I still remember receiving that phone call from my doctor two years ago. He had called to let me know I had cancer. During that time, I have had many ups and downs, most of which became documented on this blog. And I will continue to document my journey in the future. Even though I am in remission, it does not mean my cancer experience has reached completion. Actually, until they come up with a real cure for non-Hodgkin’s lymphoma, my cancer story will never end.
I planned on doing a long post summarizing the last two years. But then I realized that it would be so long that nobody would read it. Instead, I wanted to write a brief post to thank everyone who has been reading my blog and sharing my experience. The emails I get from cancer survivors and family members of a cancer patient have been truly heartwarming. It makes me feel good to know that reading my story has helped others out, even if it is only small ways.
In the future, I plan to continue blogging about my cancer experience. Unfortunately, I have been unable to post any blogs over the past few months (a long story having to do with Facebook and the wrongful accusation of me being a spammer). Over the next few weeks, I will do posts updating everyone about what has happened to me this summer. There have been ups and downs, but I am pleased to say there have been more ups than downs.
PS. I should also mention that I am currently compiling a book of my first two years dealing with cancer. Plus, after I get my teeth fixed (a subject of an upcoming blog), the new cancer podcast will begin.

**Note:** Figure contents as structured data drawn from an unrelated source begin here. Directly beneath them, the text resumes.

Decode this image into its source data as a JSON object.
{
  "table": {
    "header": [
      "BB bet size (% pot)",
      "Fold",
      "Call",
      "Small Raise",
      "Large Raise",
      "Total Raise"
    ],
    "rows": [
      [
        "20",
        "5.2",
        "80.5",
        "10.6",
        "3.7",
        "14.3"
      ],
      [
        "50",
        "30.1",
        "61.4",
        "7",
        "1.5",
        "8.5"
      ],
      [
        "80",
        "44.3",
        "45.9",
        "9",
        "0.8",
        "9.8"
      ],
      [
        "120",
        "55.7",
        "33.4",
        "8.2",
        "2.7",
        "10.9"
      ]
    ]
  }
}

I have found a good cohost and hope to have my teeth fixed in the coming weeks.
Song of the day: Back In The Saddle Again
While I love Aerosmith, this isn’t that song. Instead, I’m going to play Back In the Saddle Again, by Gean Autry. I’ve just always thought this was such a cool song. Plus, it’s an excellent way to welcome myself back to blogging.
Bonus Song: The Last Cowboy Song
Since I’m in a country mood, I thought this classic Ed Bruce song performed by the Highwaymen was in order. This is just a great song. (The fact I finished watching Yellowstone this weekend maybe explains the country music.)
When people ask what type of lymphoma I have the answer I usually give is grade 2 follicular lymphoma. This is what the diagnosis on my chart says. My wife will usually say I have stage 4 follicular lymphoma. Both answers are technically correct. In this post I will explain the difference between grades and stages.
Stage 1 – In stage 1 only one group of lymph nodes has lymphoma. Stage 1 can also mean the lymphoma has started in a body organ, but hasn’t spread anywhere else; that would be known as Stage 1E, or extranodal lymphoma.
Stage 2 – In stage 2 there are two or more lymph node groups with lymphoma. These groups must be all above or all below the diaphragm to be considered stage 2. Stage 2 also has a form of extranodal lymphoma. It would be called Stage 2E and the lymphoma would be in one organ and at least one group of lymph nodes on the same side of the diaphragm.
Stage 3 – In stage 3 there are lymph nodes both above and below the diaphragm with lymphoma.
Stage 3 – In stage 4 the lymphoma has spread to at least one organ, such as the lungs or bone marrow.
After the stage there can also be an A or B. If the person with lymphoma has certain symptoms they are considered to have “B” symptoms. These symptoms can include unexpected weight loss, night sweats, and fevers. The existence of B systems in any stage of lymphoma may impact when treatment starts.
Non-Hodgkin Lymphoma Grades
There are three grades of lymphoma. Basically the lymphoma grade shows how fast the cancer cells are growing and how likely they are to spread. Grades 1 and 2 are considered low-grade or indolent. Grade 3 is considered high-grade, or aggressive. Grade 3 can also be split into 3A and 3B. 3B is usually treated different because it is very fast growing.
My Non-Hodgkin Lymphoma Stage and Grade
My lymphoma is staged at 4B. As I saw when looking at my PET scan, I have lymph node groups from neck to groin infested with lymphoma; which means I am at least stage 3 because lymph node groups above and below my diaphragm are infected with lymphoma. My bone marrow and one of my lungs are also infected with lymphoma; which means I am stage four because of the lymphoma being spread to other organs.
I have the B on my stage because I was suffering from “B symptoms” when being diagnosed. I definitely lost more than 10% of my weight in half a year and I was experiencing night sweats. Another possible B symptom I was experiencing was itching all over my body at night for no reason.
As I noted before, my actual diagnosis is grade 2 follicular lymphoma. This was determined by my biopsy result. A microscope was used to count the cancer cells and the lab determined I had grade 2 follicular lymphoma. The biopsy was also used to determine I have follicular lymphoma, which is a type of Non-Hodgkin Lymphoma.
The key thing to remember about staging is that it explains how far the lymphoma has spread. For grading the key thing to remember is that it explains how fast the lymphoma has spread. The fact I have low-grade lymphoma is probably the reason my stage is at 4B. I have likely had lymphoma for a very long time, but since it was slow-growing and I was not experiencing any B symptoms I had no idea there was something wrong.